Gently she withdrew her hands. “That’s sweet of you, and I’ll always remember you asked me. But I can’t answer yet, either yes or no.”
His face clouded. “Someone else?”
“No, Guy—there’s no one else. And I do like you, very much. But we don’t know each other properly. How can we decide to live together for the rest of our lives, when we don’t know whether we agree about a single important thing? I can’t tell whether I love you or not.”‘
He made an impatient gesture. “But love, darling—that’s not decided by whether you like or dislike the same things or vote the same way. It’s bigger than all that—it overrides everything. I know I love you; I don’t have to know whether you like sugar in your tea, or black coffee. I knew I loved you, that first day, the minute I set eyes on you. I said ‘that’s for me’—and you are, you know.”

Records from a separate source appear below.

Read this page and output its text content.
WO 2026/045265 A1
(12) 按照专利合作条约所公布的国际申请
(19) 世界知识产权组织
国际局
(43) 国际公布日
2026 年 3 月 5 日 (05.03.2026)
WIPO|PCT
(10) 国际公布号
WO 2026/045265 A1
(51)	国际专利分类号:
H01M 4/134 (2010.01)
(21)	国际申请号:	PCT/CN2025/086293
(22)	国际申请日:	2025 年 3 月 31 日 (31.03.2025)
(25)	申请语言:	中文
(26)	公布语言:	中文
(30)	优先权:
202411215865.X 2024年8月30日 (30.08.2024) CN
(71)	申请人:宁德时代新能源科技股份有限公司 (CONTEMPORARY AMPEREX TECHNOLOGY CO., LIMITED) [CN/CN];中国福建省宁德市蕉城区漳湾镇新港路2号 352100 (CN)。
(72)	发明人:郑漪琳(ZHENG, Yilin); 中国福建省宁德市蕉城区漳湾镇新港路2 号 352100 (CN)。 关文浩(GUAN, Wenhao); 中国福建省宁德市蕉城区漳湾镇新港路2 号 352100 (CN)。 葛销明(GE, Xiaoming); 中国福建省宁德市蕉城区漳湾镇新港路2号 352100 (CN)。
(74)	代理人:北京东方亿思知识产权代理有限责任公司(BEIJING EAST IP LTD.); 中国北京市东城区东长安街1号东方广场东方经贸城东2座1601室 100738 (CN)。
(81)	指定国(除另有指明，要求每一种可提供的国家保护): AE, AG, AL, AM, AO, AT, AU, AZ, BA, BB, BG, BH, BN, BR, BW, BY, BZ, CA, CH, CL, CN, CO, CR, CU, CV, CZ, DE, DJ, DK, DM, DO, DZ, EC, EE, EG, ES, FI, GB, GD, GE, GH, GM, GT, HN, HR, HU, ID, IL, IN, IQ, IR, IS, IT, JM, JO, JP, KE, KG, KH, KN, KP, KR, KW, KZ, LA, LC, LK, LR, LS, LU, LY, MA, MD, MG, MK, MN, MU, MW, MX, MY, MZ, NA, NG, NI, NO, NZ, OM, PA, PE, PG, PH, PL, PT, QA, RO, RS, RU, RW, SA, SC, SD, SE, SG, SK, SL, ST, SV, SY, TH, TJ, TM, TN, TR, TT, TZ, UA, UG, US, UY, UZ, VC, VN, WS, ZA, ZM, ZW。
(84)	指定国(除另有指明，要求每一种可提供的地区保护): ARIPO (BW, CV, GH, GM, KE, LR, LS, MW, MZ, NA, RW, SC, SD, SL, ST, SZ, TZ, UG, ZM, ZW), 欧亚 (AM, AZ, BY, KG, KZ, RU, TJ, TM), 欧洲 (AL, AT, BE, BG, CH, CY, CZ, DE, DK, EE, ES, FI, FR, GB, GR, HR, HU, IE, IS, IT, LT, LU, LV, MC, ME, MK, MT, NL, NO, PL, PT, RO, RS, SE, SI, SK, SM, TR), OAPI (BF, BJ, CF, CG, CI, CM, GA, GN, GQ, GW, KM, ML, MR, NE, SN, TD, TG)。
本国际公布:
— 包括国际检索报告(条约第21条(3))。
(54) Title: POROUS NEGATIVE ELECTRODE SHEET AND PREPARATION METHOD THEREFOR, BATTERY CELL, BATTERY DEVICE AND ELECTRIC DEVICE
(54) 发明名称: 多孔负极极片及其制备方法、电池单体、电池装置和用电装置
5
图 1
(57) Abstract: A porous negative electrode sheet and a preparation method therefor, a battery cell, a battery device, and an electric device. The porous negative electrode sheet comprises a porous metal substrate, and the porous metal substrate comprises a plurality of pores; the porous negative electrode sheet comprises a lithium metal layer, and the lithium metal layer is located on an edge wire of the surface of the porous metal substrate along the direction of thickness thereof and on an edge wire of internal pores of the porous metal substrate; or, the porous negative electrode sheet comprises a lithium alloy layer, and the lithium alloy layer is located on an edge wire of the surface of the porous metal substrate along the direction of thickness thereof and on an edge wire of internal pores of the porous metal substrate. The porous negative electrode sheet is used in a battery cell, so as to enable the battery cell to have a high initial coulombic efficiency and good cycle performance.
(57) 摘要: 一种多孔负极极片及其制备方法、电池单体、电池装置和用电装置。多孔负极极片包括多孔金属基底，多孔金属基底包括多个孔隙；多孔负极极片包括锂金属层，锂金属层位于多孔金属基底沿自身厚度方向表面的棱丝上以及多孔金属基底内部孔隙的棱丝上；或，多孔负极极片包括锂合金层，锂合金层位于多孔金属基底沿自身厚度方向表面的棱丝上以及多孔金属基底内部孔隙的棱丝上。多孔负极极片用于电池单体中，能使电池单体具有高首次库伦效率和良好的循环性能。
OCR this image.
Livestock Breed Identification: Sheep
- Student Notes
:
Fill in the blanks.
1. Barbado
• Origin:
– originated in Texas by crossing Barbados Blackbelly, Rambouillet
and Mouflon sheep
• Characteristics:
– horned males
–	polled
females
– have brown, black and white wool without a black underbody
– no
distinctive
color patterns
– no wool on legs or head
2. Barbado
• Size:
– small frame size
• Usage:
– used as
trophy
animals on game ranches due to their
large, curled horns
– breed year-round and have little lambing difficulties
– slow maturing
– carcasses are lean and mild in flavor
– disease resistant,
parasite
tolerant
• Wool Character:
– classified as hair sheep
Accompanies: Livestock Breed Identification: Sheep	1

She could not help smiling. “Guy, you’re so intense. Don’t you see, you silly man, we can’t decide our whole lives in a minute. You can’t just say “that’s for me’ as if I were a cake in a confectioner’s window.”
He cupped his hands over her slim shoulders, shook her slightly, smiling into her face. “I’m going to have you, my lass. My mind is made up. It’s all or nothing for me.”
His assurance, his over-confidence, made her angry.
Pushing his hands down, she said, “Nothing, then—if you can’t give me time to make up my mind.”
Her coolness checked him. He said more reasonably, “Don’t be like this, darling. So distant, so remote. Don’t you like me at all?”